After shooting a 2-under par on the day to go 3-under for the tournament, she put herself and her team in position to win the individual and team championships. Munro finished the tournament with a 217 — 1-over par — to earn the individual runner-up title in the CAA Tournament. She also helped the Phoenix capture second place in the team competition.
“The last day was disappointing,” Munro said. “But if I had been told I’d come in second at the start of the week, I would have taken it. I think it was a good start to my freshman year.”
When transitioning from golf in Scotland to golf in the United States, Munro had to adjust to the different course conditions.
“The weather’s a lot different,” Munro said. “When I came in, I had a really low ball flight because it’s so windy back home. When I came out here I made it a lot higher because the greens here are more receptive than at home.”
Munro is aware of her strengths and weaknesses as a player and has worked to develop her game throughout the season.
“I’ve been working on my putting a lot with [head coach Chris Dockrill], and it’s slowly getting there, but there’s still a lot of work to do,” she said.
According to Dockrill, Munro has improved the weaker areas of her game.
“She’s worked extremely hard two weeks prior going into the [CAA Championships],” he said. “And the things that she was having trouble with, she did very well, especially her short game area.”
But the improvements in her game have been more mental than physical, according to Munro.
“I think I’ve improved a lot — not so much golf-wise — but how I think my way around the course,” she said.
Team play was something unfamiliar to Munro, who had primarily focused on individual play during high school.
“Obviously, team golf is a lot different from individual golf,” she said. “I have to think about saving strokes for the team compared to saving strokes for myself.”
As a member of the Scottish women’s national team, Munro competed in several competitions across Europe, including the 2013 Girls’ European Team Championships and the 2014 Scottish Ladies Open.
Since the golf season is year-round, Munro began her college career Sept. 14 and ended her debut season April 19 in the CAA Championships.
Her best finish in the fall came during the William & Mary Invitational from Sept. 14-16, 2014, tying in fourth after shooting 3-over in her first tournament as a Phoenix.
In the spring, her best finish was when she shot a 14-over to tie for 10th place in the FGCU (Florida Gulf Coast University) Eagle Invitational.
Although her best performances dipped from fourth to 10th, she trained hard throughout the season.
“I was a bit apprehensive going into [the CAA Championships],” Munro said. “I had been a bit inconsistent at the start of the spring season and I felt like it had all come together. But you never really know for sure.”
Munro will compete in events like the British Ladies Open this summer to continue her development.
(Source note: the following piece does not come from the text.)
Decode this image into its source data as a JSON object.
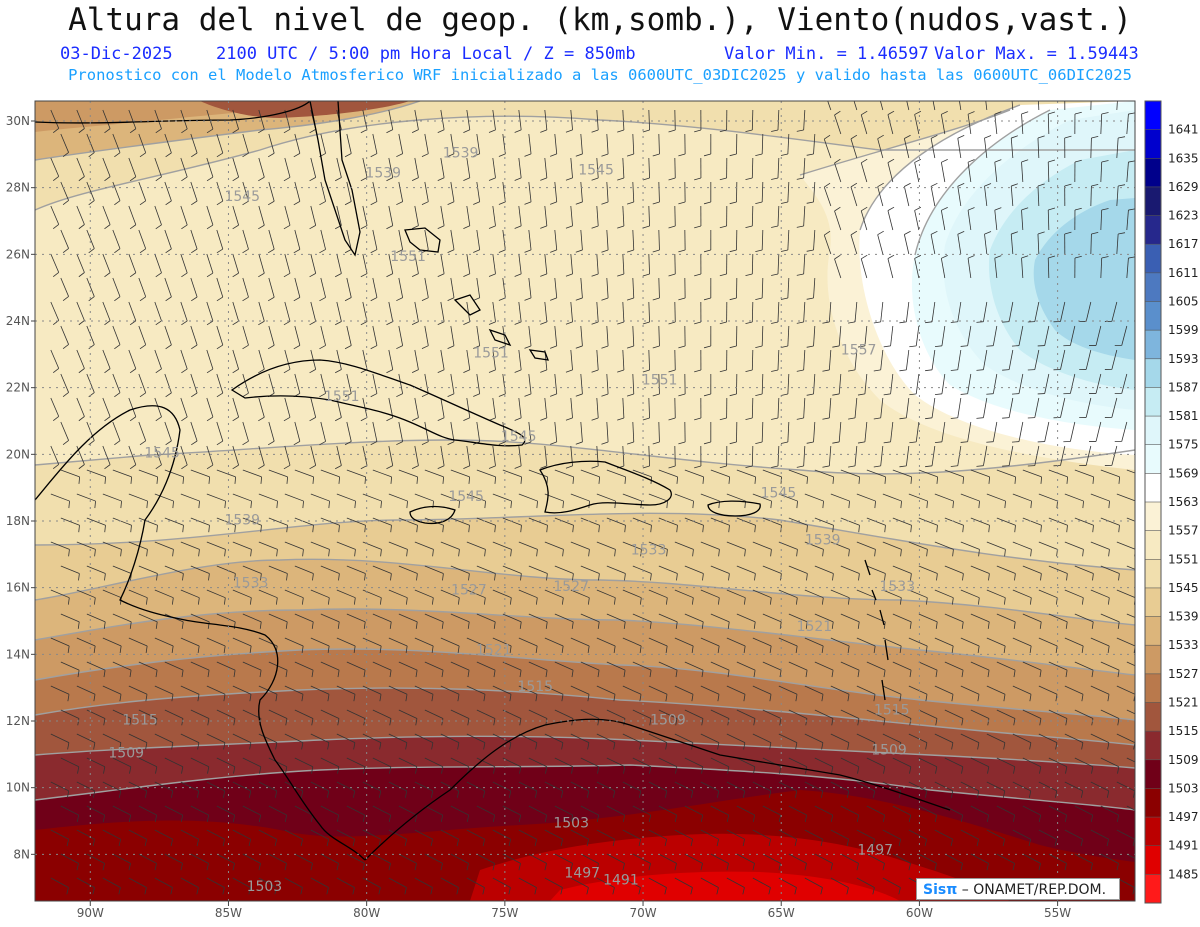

Dockrill has increased expectations for next season, not only for Munro but for the team as a whole.
He said the women’s golf team is strong from top to bottom, so there will be more events in the fall against highly ranked opponents.
“There’s no question that she’s [Munro] going to be a strong player next year,” he said. “I see her really expanding on what she did this year, especially looking at how she performed this season.”